Cześć.
Jestem rozczarowana. AC Milan właśnie przegrał mecz o finał Ligi Mistrzów

Jestem zadowolona (choć pewne nie na długo) bo wreszcie spadło nieco deszczu. Ale kij już na podorędziu -prognozy zapowiadają znaczny wzrost temperatury i brak opadów.
No, widzisz, Loki, to czego nam najbardziej brak to równowaga w przyrodzie. A tymczasem wieczna huśtawka. Z angielskiego programu "Gardener's World' ze zdumieniem dowiedziałam się, że katastrofalna susza dotknęła także ogród Monty'ego Dona

A Tobie i innym osobom, permanentnie zalewanym deszczem, serdecznie współczuję, choć ludowe przysłowie mówi: suchy kwiecień, mokry maj - będzie zboże niczym gaj. Irysami na bank się pochwalę. A czemu Ty masz tylko jeden?
Serdeczności.
A teraz: co w zielonej trawie słychać, choć nie mogę powiedzieć, że piszczy.
Najpierw ukłon w stronę Lucynki z Płocka. Tak zakwitły prymulki gruzińskie.
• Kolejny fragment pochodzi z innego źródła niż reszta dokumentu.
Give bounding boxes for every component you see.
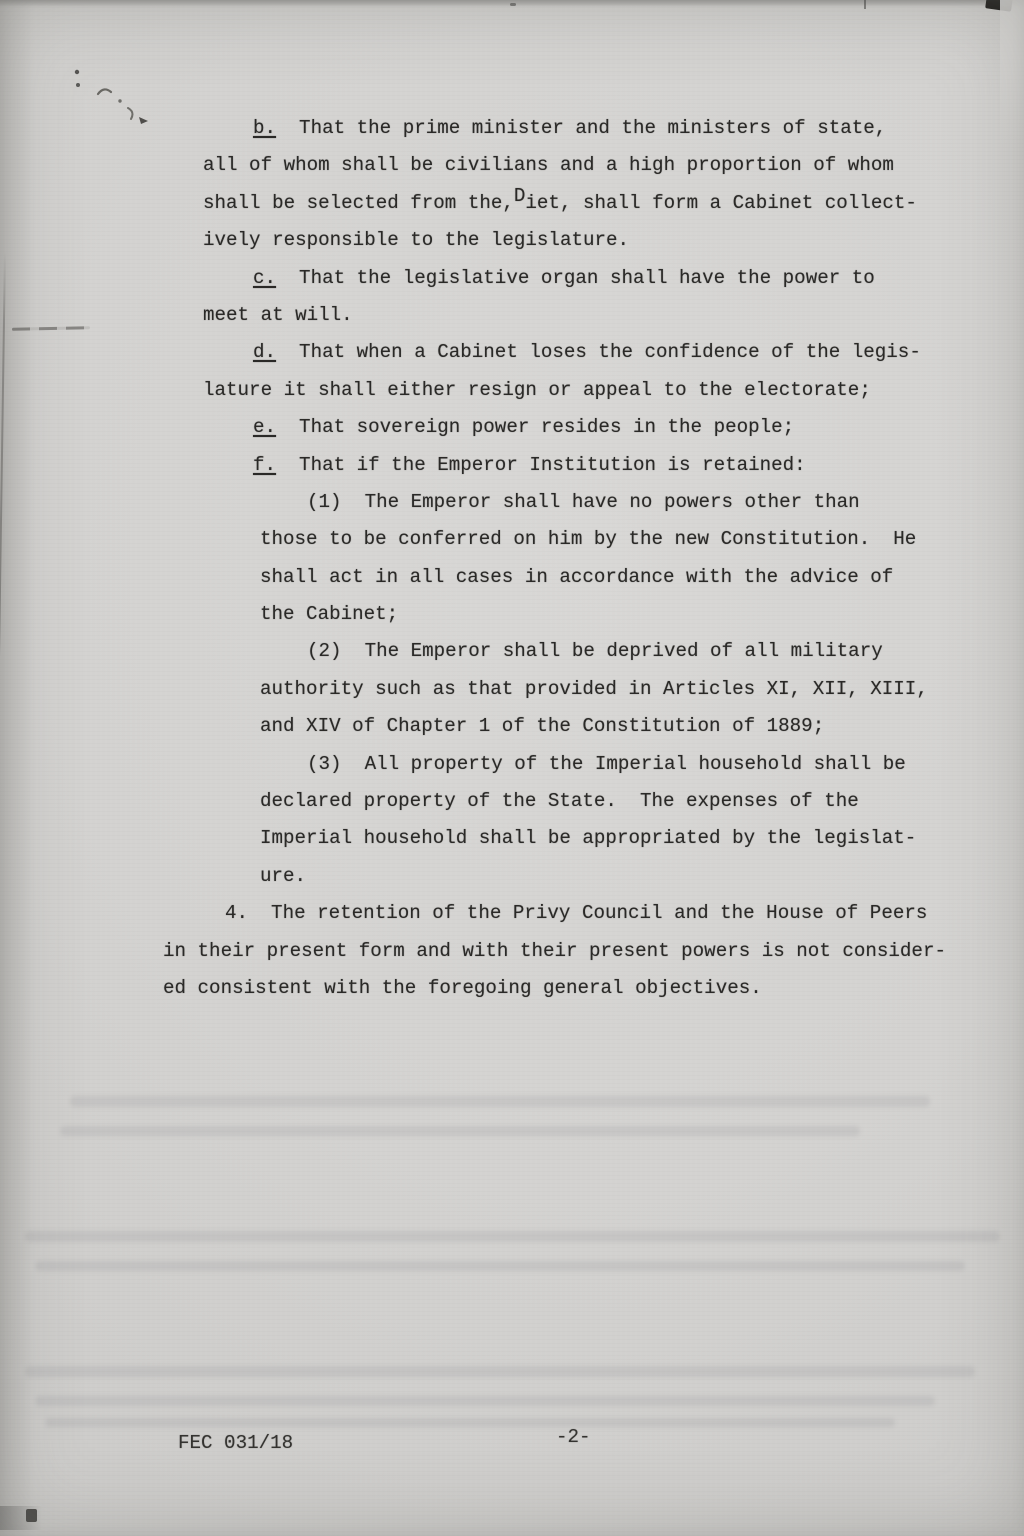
- text-line: meet at will.: [203, 297, 1003, 334]
- paragraph: d. That when a Cabinet loses the confide…: [203, 334, 1003, 409]
- item-label: b.: [253, 117, 276, 139]
- text-line: in their present form and with their pre…: [163, 933, 1003, 970]
- text-line: Imperial household shall be appropriated…: [260, 820, 1003, 857]
- top-edge-tick-mark: [864, 0, 866, 9]
- text-line: c. That the legislative organ shall have…: [203, 260, 1003, 297]
- item-label: d.: [253, 341, 276, 363]
- paragraph: (3) All property of the Imperial househo…: [260, 746, 1003, 896]
- bleed-through-smudge: [35, 1261, 965, 1271]
- item-label: (3): [307, 753, 342, 775]
- item-label: (2): [307, 640, 342, 662]
- top-edge-speck: [510, 3, 516, 6]
- item-label: f.: [253, 454, 276, 476]
- text-line: authority such as that provided in Artic…: [260, 671, 1003, 708]
- paragraph: e. That sovereign power resides in the p…: [203, 409, 1003, 446]
- page-footer: FEC 031/18 -2-: [0, 1424, 1024, 1464]
- paragraph: b. That the prime minister and the minis…: [203, 110, 1003, 260]
- bottom-left-dark-spot: [26, 1509, 37, 1522]
- text-line: shall act in all cases in accordance wit…: [260, 559, 1003, 596]
- paragraph: (2) The Emperor shall be deprived of all…: [260, 633, 1003, 745]
- item-label: (1): [307, 491, 342, 513]
- text-line: the Cabinet;: [260, 596, 1003, 633]
- text-line: d. That when a Cabinet loses the confide…: [203, 334, 1003, 371]
- text-line: those to be conferred on him by the new …: [260, 521, 1003, 558]
- text-line: ure.: [260, 858, 1003, 895]
- page-right-edge: [1000, 0, 1024, 150]
- bleed-through-smudge: [35, 1396, 935, 1406]
- paragraph: f. That if the Emperor Institution is re…: [203, 447, 1003, 484]
- text-line: e. That sovereign power resides in the p…: [203, 409, 1003, 446]
- footer-document-number: FEC 031/18: [178, 1432, 293, 1454]
- fold-crease-line: [0, 252, 6, 1510]
- text-line: shall be selected from the,Diet, shall f…: [203, 185, 1003, 222]
- stray-dash-mark: [12, 326, 90, 331]
- bleed-through-smudge: [60, 1126, 860, 1136]
- scanned-document-page: b. That the prime minister and the minis…: [0, 0, 1024, 1536]
- paragraph: c. That the legislative organ shall have…: [203, 260, 1003, 335]
- text-line: (3) All property of the Imperial househo…: [260, 746, 1003, 783]
- item-label: e.: [253, 416, 276, 438]
- text-line: ed consistent with the foregoing general…: [163, 970, 1003, 1007]
- text-line: f. That if the Emperor Institution is re…: [203, 447, 1003, 484]
- document-body: b. That the prime minister and the minis…: [203, 110, 1003, 1007]
- bleed-through-smudge: [25, 1366, 975, 1377]
- paragraph: (1) The Emperor shall have no powers oth…: [260, 484, 1003, 634]
- text-line: declared property of the State. The expe…: [260, 783, 1003, 820]
- footer-page-number: -2-: [556, 1426, 591, 1448]
- left-edge-shading: [0, 0, 34, 1536]
- text-line: ively responsible to the legislature.: [203, 222, 1003, 259]
- text-line: 4. The retention of the Privy Council an…: [163, 895, 1003, 932]
- text-line: (1) The Emperor shall have no powers oth…: [260, 484, 1003, 521]
- text-line: lature it shall either resign or appeal …: [203, 372, 1003, 409]
- text-line: b. That the prime minister and the minis…: [203, 110, 1003, 147]
- raised-character: D: [514, 185, 526, 207]
- paragraph: 4. The retention of the Privy Council an…: [163, 895, 1003, 1007]
- text-line: and XIV of Chapter 1 of the Constitution…: [260, 708, 1003, 745]
- item-label: 4.: [225, 902, 248, 924]
- bleed-through-smudge: [25, 1231, 1000, 1242]
- bleed-through-smudge: [70, 1096, 930, 1107]
- pen-scratch-marks: [60, 58, 160, 138]
- text-line: (2) The Emperor shall be deprived of all…: [260, 633, 1003, 670]
- text-line: all of whom shall be civilians and a hig…: [203, 147, 1003, 184]
- item-label: c.: [253, 267, 276, 289]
I uwaga pod moim adresem: na własne utrapienie sprowadziłam do ogrodu kokorycz i teraz łazi po ogrodzie jak plaga

Tulipanów nowych jesienią nie posadziłam, więc nie było za bardzo na co czekać, ale Cream Coctail spisał się.

Bardzo lubię psizęby, te pagodowe urocze kwiaty to resztka marzeń o ogrodzie w stylu japońskim, który mi się kiedyś marzył



Kalina Burkwooda - mocno pachnący i bujnie kwitnący krzew.


Trochę białego.




W zeszłym roku pierwsza kawa w ogrodzie zotała wypita 20 marca. A w tym... ponad miesiąc później.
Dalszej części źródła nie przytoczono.